At the level of C7–Th1 foramen cross-sectional area did not increase during the distraction test. Increased foramen cross-sectional area seen at the C4–C5 to C6–C7 levels might be explained by a reduction in cervical lordosis during the distraction test, rather than vertebral separation. Reduction in the cervical lordosis will increase segmental flexion which is likely to increase foramen cross-sectional area. Support for this hypothesis is gained by our observation of change in the cervical lordosis on the monitor during MRI testing of the distraction test. Thus mechanical assessment using a combination of the distraction test and Spurling test seem to be more appropriate to evaluate middle cervical problems rather than lower problems.
In this study, the mean foramen cross-sectional area at the level of C4/C5– C7/Th1 in the control condition closely corresponded with previous reports. Additionally, during the distraction test the increasing ratio of the foraminal size at C5–C6 was almost the same as a previous study using CT for the measurement. Certainly, it has been shown that the foramen cross-sectional area measured by MRis not the true area of the foramen. Compared with CT, MR consistently underestimates the diameter of the foramen cross-sectional area because of magnetic susceptibility,truncation, and pulsation artifacts of cerebrospinal fluid. According to Tsuruda and Remley the size of the foramen cross-sectional area can vary when compared with CT between 8% and 27% when measured using a 3-dimensional-GE sequence with echotime (TE) of between 11 and 22 ms. Based on cadaveric measurement, the true size of the foramen at C4/C5–C7/Th1 has been shown to be between 35 and 20 mm2. However, this current study used a ratio to assess change in shape of the foramen. It can be argued that a ratio is less likely to be affected by artifacts generated during the MRI and is therefore appropriate to assess functional changes in the foramen during simulated clinical tests.

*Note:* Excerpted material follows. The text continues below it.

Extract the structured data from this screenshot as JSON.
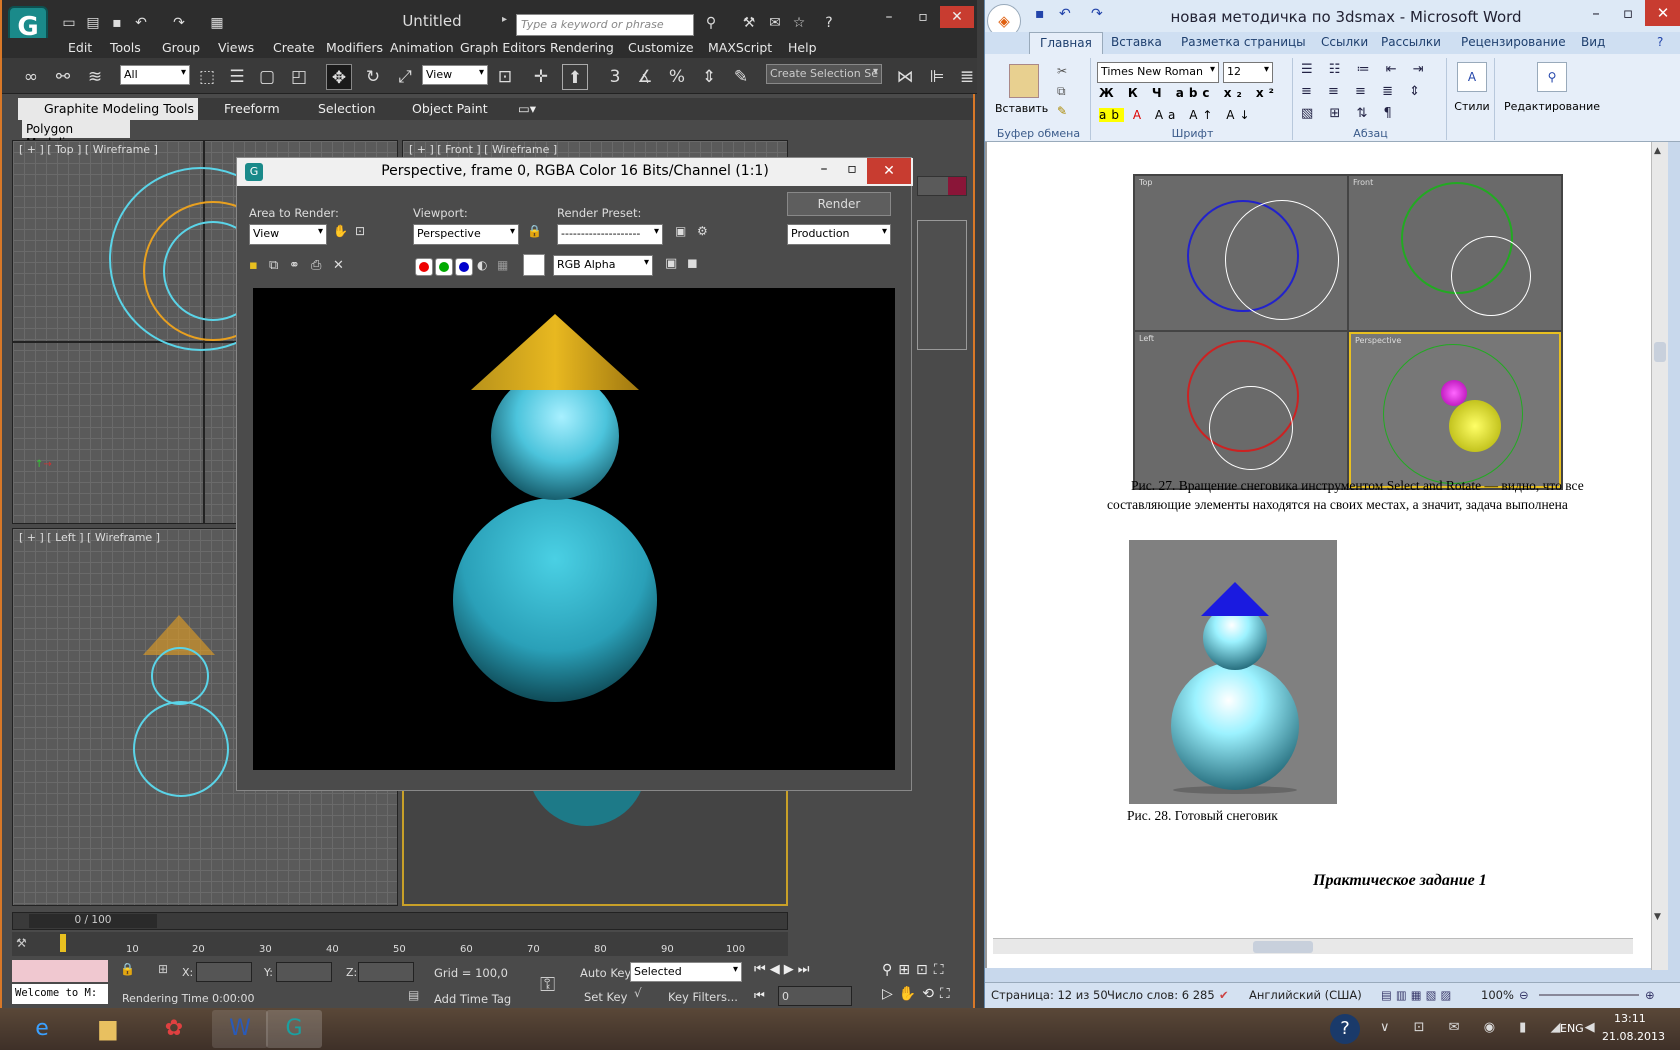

It has been said that clinically, for the middle and lower cervical spine, a distraction force of between 11 and 20 kg is effective in reducing symptoms in conditions where a separation of the intervertebral space is desirable. Additionally, it has been reported that more than 15 kg distraction force is excessive as it has the potential to cause neck pain. Therefore, in this study a 12 kg force was chosen from the view points of safety and effectiveness.
During 3 clinical tests for cervical radiculopathy functional, relevant, and changes in the cervical intervertebral foramen were evident particularly in the middle cervical spine.